Thursday, November 3, 2011

Stories Everywhere



 Telling Their Story, 2008

I’ve been looking at David DuChemin’s new book, The Inspired Eye 3: Notes on Creativity for Photographers. (Available for $5; perhaps the best $5 you’ll ever spend on the subject of photography.) I’ve written about DuChemin before. He’s an awfully talented guy.
But the last year or so hasn’t been so good to him. As he puts it:
“I have experienced some pretty dry times; times of creative exhaustion when I’ve felt I’ve had little to offer. And then toward the end of that, I fell off a wall in Italy, broke my feet and pelvis and, just when I thought the creative process was difficult, it got harder.”
DuChemin’s a smart guy and a resilient one, as well. He’s spent months in the hospital and in rehab, slowing recovering, rebuilding his strength and creating new muscle memories.
It’s natural that one who’s had this experience will have some down days, even down months.

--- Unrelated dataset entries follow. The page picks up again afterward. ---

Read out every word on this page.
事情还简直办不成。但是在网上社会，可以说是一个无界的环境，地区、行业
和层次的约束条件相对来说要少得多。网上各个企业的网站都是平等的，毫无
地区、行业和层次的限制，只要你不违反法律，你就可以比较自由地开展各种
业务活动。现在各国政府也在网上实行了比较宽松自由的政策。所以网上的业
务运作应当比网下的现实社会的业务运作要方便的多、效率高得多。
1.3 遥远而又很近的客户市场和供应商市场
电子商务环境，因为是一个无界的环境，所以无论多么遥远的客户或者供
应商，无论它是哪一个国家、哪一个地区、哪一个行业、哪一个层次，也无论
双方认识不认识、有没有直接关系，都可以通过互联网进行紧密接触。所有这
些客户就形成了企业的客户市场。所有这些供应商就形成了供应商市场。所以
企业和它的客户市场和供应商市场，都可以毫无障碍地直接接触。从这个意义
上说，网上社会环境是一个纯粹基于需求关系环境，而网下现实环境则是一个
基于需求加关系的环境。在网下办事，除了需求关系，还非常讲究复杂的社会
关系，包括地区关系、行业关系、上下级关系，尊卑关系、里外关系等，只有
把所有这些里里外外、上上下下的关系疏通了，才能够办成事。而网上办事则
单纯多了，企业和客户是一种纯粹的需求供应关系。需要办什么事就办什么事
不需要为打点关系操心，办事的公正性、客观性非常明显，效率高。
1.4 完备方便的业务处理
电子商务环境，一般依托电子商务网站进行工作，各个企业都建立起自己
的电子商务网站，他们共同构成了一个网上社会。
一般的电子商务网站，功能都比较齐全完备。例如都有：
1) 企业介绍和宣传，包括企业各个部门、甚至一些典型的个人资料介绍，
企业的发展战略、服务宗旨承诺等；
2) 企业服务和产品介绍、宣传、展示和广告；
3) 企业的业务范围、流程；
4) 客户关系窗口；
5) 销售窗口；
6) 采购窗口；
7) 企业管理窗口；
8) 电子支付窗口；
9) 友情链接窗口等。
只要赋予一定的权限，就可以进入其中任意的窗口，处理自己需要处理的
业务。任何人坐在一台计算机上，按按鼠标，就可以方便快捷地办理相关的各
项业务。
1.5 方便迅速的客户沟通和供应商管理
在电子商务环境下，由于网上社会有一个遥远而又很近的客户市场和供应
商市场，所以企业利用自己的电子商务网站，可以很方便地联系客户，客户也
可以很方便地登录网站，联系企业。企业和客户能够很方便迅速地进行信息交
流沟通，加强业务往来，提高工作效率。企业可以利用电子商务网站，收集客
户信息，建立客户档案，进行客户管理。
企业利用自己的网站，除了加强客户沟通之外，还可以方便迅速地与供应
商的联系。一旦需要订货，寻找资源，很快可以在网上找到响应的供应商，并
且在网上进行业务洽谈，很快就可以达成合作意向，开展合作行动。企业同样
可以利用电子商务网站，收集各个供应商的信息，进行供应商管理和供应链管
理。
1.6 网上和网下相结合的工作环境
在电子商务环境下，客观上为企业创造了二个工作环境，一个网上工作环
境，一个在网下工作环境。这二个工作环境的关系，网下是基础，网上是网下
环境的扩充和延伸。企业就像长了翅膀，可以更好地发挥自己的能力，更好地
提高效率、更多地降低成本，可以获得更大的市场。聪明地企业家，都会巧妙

But DuChemin has acquitted himself well during this time, pushing through the wall of depression with projects and the completion of this latest book.
In the Introduction to the book, where DuChemin addresses the question of where ideas for projects come from, he quotes Malcolm Gladwell from the latter’s book, What the Dog Saw.”  When asked where he gets his ideas, Gladwell answers that there are stories everywhere if you attune yourself to noticing them.
 Bob the Boat Man, 2003

Gosh, that sounds familiar. It seems like barely a week goes by that I don’t have some story about learning to notice things here at What I Saw.
Gladwell has learned, as DuChemin puts it, that “Everyone and everything has a story worth telling.” To this end, Gladwell has “learned to look deeper and overcome his initial assumptions that what he sees on the surface of things might hide something better, more interesting, underneath.”
Ephesus Man, 1996

I really ought to have these words etched on my arm. I’m famous for saying there are stories everywhere, that you don’t have to go to India or Italy to take good pictures. But every now and then I, too, go through stretches of creative drought and need something to propel me out of this ennui because the truth is we all do have stories, and they are everywhere to be seen and shared. Pittsburgh taxi driver and peaceful protester Tom Blancato, has a good story. The man in Ephesus with the rock in his hand has one. Bob the boat man also has one, though he won’t tell it. 
The problem isn’t the lack of stories. It’s just getting out there and uncovering them.